My hope is that through writing, not only will I be sharing the truth of Jesus with others, but that I would understand it more and let it shape the way I live. We weren't meant to do motherhood (or life, in general) on our own. We were meant to live it with the One who created it. And trust me when I say, when you surrender your all to Him, it's going to impact your motherhood (marriage, friendships, LIFE) in ways you could only imagine. I pray that meeting Him or falling more in love with Him will show you that this Earth is not our home and we're living for more than just these days. There's an entire eternity ahead being in the presence of the One who gave us this life in the first place. Let's live like it in all areas of our lives! Our roles as mothers, is a great place to start!

I'm hoping to share scriptural truth, practical advice, and encouragement. As I've said before, I don't have it all figured out and I'm just like any other mom. Doing the best I can with what I know. So I'm asking for grace. I don't want the heart of the messages to be skewed. I'm never out to prove anyone's mothering "wrong," but I do want to offer Biblical encouragement and truth and sometimes it's not going to line up with what the world preaches. I need to hear it as much as every single other person on this planet. So, I come from a heart of wanting to share Truth as I've uncovered (still uncovering) it in my own life and the encouragement it brings me and not from a heart of a self-righteous Christian who thinks I have it all figured out and live a blameless life in the eyes of God, because I don't. I'm not the perfect mom and my lifestyle is unique to my family, just like yours is. I know not everything I write will be relatable with every single person because we all have unique lifestyles, but I'm hoping to find common ground in the fact that we long to serve our families well and give our lives as a living sacrafice to God. I know not everyone is at the same stage in our walks with God, and I am FAR from knowing all there is to know about what it means to live this life in light of eternity. My hope is that at the end of each year, I can look back and see that my dependence on God has grown and is at a deeper level than it was the year before and my life and the decisions that I make reflect that. Are you longing to say the same thing? Can we grow together in this coming year?
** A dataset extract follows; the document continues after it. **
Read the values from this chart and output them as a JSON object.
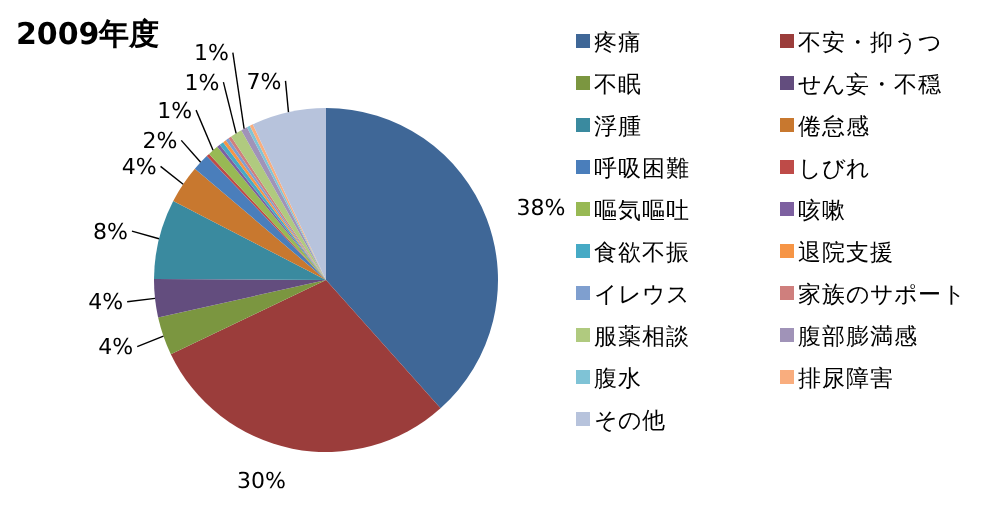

This calling of motherhood is SO huge and is of such importance that I feel there is urgency in sharing the message that we are not simply trying to "create happy and successful human beings who contribute to society." But we are shaping souls for the Kingdom and eternity. It's a big job, but one that's been assigned by God so we know we are more than qualified to do His work!

Some days are full of challenges and I struggle to keep it all together but the more I learn about and lean on Jesus, the easier it is to make it through whatever the day brings and view it more with joy than anger and resentment. He's using the sanctifying work of motherhood to draw me closer to himself and I want to be open to His calling and His work in my life. How about you?